The property owners would have to be willing to donate property ranging in sizes from around 87 square feet to 1,500 square feet.

"We have easements back there, which allow us to put the lines and everything back there, but it's still not our property," Lenner said.

He said landowners could "deed their property that sits within the alley to the village for future maintenance, then it would actually become a public roadway."

Lenner said construction could be delayed up to six months or longer if owners don't donate their property because the village doesn't have an appraiser.

The appraiser would find out how much the village would need to buy the land from the property owners.

"We don't have any money allocated for that, so I don't know if we'd be able to get it done this year in time to get out of the way for Ohio Department of Transportation because they are going to be tearing up South Main Street and Coshocton Street here pretty soon so we're on a tight schedule to get this done even before ODOT (starts)."

Lenner said it's imperative to fix the water line as soon as possible.

"It's one of the oldest water lines in the village, so as soon as we can get that repaired the better so we don't have any breaks," Lenner said.

He said the rest of the project is needed, too.

Lenner said the sewer line would help with drainage issues to help prolong the pavement life and said the water line is needed because then "there'll be hookups to the buildings from the rear. Right now they are out front.

"We're excited just to upgrade the infrastructure and make sure all the businesses have adequate water pressure because that line is old and does get filled in with sediment," Lenner said.

Lenner said he's optimistic about property owners donating their land.

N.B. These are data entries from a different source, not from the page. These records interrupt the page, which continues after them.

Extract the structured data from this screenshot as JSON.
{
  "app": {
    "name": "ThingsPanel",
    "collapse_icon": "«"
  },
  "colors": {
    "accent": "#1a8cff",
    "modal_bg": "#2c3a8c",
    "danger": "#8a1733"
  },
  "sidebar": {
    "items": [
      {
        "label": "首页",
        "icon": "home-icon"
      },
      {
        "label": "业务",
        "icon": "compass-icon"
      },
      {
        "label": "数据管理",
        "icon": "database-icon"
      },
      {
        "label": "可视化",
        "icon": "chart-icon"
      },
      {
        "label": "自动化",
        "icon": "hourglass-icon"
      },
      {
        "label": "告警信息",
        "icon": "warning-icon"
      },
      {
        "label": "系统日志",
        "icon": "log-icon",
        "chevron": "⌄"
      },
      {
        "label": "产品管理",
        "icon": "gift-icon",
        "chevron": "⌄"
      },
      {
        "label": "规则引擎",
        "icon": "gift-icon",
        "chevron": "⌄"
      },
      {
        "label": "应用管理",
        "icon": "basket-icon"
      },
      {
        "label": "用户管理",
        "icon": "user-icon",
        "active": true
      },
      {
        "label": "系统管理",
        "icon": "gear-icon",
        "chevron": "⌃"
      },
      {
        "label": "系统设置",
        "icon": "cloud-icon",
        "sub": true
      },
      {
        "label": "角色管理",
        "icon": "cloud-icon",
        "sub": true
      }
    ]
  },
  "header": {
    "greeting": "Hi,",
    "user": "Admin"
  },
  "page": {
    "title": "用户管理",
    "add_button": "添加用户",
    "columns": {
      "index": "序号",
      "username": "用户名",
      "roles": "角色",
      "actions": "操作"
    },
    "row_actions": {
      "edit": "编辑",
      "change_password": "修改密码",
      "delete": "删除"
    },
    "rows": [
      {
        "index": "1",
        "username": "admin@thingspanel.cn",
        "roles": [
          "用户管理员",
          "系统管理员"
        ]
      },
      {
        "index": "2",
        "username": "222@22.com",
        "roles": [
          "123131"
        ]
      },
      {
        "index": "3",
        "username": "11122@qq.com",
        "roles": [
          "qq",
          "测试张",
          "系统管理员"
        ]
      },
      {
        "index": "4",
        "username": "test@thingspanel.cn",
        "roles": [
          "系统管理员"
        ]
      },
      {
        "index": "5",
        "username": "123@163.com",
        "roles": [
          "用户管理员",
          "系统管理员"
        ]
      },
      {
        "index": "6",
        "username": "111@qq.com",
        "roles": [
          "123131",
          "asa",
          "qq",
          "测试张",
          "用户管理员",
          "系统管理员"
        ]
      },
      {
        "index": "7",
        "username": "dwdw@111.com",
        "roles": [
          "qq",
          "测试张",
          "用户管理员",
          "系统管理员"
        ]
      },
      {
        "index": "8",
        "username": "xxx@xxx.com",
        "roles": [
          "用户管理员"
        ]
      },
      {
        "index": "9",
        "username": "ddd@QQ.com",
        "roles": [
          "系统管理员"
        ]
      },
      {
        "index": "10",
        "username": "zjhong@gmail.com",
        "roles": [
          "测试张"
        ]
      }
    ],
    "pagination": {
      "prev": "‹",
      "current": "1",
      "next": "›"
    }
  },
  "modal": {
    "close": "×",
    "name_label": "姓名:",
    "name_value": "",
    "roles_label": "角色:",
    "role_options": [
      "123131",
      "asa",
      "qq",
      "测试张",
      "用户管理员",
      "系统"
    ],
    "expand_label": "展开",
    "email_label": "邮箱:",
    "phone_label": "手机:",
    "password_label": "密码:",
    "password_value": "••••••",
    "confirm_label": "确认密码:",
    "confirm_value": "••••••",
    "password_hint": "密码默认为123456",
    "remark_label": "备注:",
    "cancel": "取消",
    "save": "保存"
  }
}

"A lot of people are complaining about the state of that alley and what the village can do," he said, "so we're actually doing something and it's pretty exciting to upgrade the infrastructure."

Lenner said a tentative construction start date is scheduled at the end of June or early July.

He said the contractor believes the $318,117 estimated project would also be done in 60 days instead of the allotted 90 days.

ODOT has plans to start its construction along South Main Street on June 15.

Lenner said he doesn't believe the two projects would cause any problems while being constructed simultaneously.